En février dernier, Radio Radio récidivait avec Belmundo Regal, un deuxième recueil plus cool, aux beats un brin plus raffinés et recherchés. Derrière l’intrigant titre se dissimule un hommage à l’un des monstres sacrés du cinéma français, mais aussi à la vie. Tout simplement. « C’est certainement un clin d’œil à Jean-Paul Belmondo, mais ça renvoie aussi à l’idée du “beau monde” : la terre est belle, la vie est belle. On avait envie de renouer avec cet esprit de joie, de célébration. C’est un album plus calme et naturel, même si on fait encore la fête. Fêter et danser, c’est notre raison d’être. Tu nous enlèves ces choses et nous ne sommes plus rien. La seule différence, c’est qu’on s’est déplacés pour faire la fête, maintenant qu’on habite tous en ville, » soutient Alexandre Bilodeau, alias Leks. En effet, Bilodeau et son acolyte Gabriel Malenfant, alias Tekstyle, se sont installés à Montréal. Seul Jacques Doucet (Jacobus) réside en Ontario.

Si Belmundo Regal se veut plus décontracté dans l’ensemble que son prédécesseur, l’absence de Timo, MC de choc particulièrement doué, y est sans doute pour quelque chose. Le quatuor acadien est ainsi devenu un trio l’an dernier à la suite du départ volontaire du populaire MC. « Ce n’est pas une chicane interne, assure d’emblée Bilodeau. C’est un gars qui a un immense talent. Il sait divertir les foules, mais c’est aussi quelqu’un dont la musique est axée sur la testostérone. La nôtre est davantage axée sur l’œstrogène ! Tu vois ce que je veux dire ? En même temps, il a eu une petite fille. Passer tout ce temps sur la route était difficile pour lui. Il s’ennuyait de sa fille et sentait que sa place était avec sa famille. Je le respecte énormément, mais au niveau de la musique, on avait atteint un point où on avait fait ce qu’il y avait à faire ensemble. »

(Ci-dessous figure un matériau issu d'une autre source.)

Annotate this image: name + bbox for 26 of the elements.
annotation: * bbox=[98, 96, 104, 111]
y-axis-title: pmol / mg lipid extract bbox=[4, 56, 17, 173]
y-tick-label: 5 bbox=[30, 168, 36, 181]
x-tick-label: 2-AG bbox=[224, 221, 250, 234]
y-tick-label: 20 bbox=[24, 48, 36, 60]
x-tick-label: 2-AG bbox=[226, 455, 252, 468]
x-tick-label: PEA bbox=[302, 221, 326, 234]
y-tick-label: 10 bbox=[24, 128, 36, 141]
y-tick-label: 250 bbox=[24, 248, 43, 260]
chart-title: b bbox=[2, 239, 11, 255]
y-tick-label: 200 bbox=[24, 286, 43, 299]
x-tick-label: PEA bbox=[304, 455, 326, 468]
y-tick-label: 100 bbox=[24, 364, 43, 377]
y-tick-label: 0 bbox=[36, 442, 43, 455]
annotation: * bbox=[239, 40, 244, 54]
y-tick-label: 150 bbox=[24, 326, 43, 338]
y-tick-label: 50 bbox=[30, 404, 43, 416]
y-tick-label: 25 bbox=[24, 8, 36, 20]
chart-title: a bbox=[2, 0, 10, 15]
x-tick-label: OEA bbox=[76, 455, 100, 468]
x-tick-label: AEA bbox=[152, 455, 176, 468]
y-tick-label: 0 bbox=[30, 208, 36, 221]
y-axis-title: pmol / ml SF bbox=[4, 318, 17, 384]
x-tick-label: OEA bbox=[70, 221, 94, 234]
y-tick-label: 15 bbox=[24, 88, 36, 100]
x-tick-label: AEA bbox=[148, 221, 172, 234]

Alors qu’Alexandre se charge de la composition et de la production des morceaux du trio, le reste du travail créatif s’effectue en équipe… et aussi en solo. « Des musiciens reprennent les parties écrites et chaque membre du groupe écrit ses propres textes. Puis, on commence à jammer sur des musiques émanant de claviers et de machines tout en continuant de prendre des notes. On a chacun nos intérêts respectifs à part de la musique et on puise notre inspiration ailleurs. Tout à coup, tout prend forme. Tu sais, beaucoup de musiques sont sombres aujourd’hui. Il y a beaucoup de mélancolie et de tristesse. On parle de destruction, de fin du monde. On veut mettre un peu de positivisme dans la vie du peuple. On veut que les gens nous écoutent et se sentent mieux après, » raconte-t-il.

Fuyant toutes questions et idées politiques, les gars de Radio Radio ne sont aucunement intéressés à incarner des porte-étendards des provinces maritimes ou à soutenir un discours le moindrement engagé. Une des clés de leur succès, selon Bilodeau. « Avec Jacobus et Maléco, on retrouvait une énergie qui revendiquait une fierté acadienne. Nourris par notre ignorance de la scène musicale, on se sentait obligés de revendiquer cette fierté. Des membres du groupe ont fini par se sentir inconfortables là-dedans. On s’est rendus compte qu’il n’était pas nécessaire de raconter notre histoire et nos difficultés. On se fout de la gauche ou de la droite. C’est le yin et le yang. L’un a besoin de l’autre. On voulait plutôt se réunir et célébrer. C’était important de se libérer des contraintes de la défense de l’Acadie. Malheureusement, encore beaucoup d’artistes ressentent le besoin de représenter cette région. Ils ne comprennent pas qu’en faisant moins, on aide sa cause. Je considère qu’il est plus pertinent de parler de la vie en général. »

En plus de se préparer tranquillement à une tournée estivale (Québec, Nouveau Brunswick, Nouvelle-Écosse et Îles-de-la-Madeleine, entre autres, se retrouvent sur leur itinéraire), les gars de Radio Radio bossent sur un projet d’émission de radio qui pourrait être diffusée sur le Web au cours des prochains mois. « On veut se brancher, se faire entendre et prendre un contrôle créatif sur les médias qui nous entourent. On a une façon assez originale de penser, un style de vie particulier. Des petits gars de l’Acadie qui aboutissent en ville, ça a une perception intéressante de la société moderne, non ? On veut faire ça en toute liberté et produire des émissions quand ça nous dit. Dans le fond, c’est à l’image de ce que Radio Radio a toujours été : des gens qui apprécient pleinement la vie et te la font apprécier. »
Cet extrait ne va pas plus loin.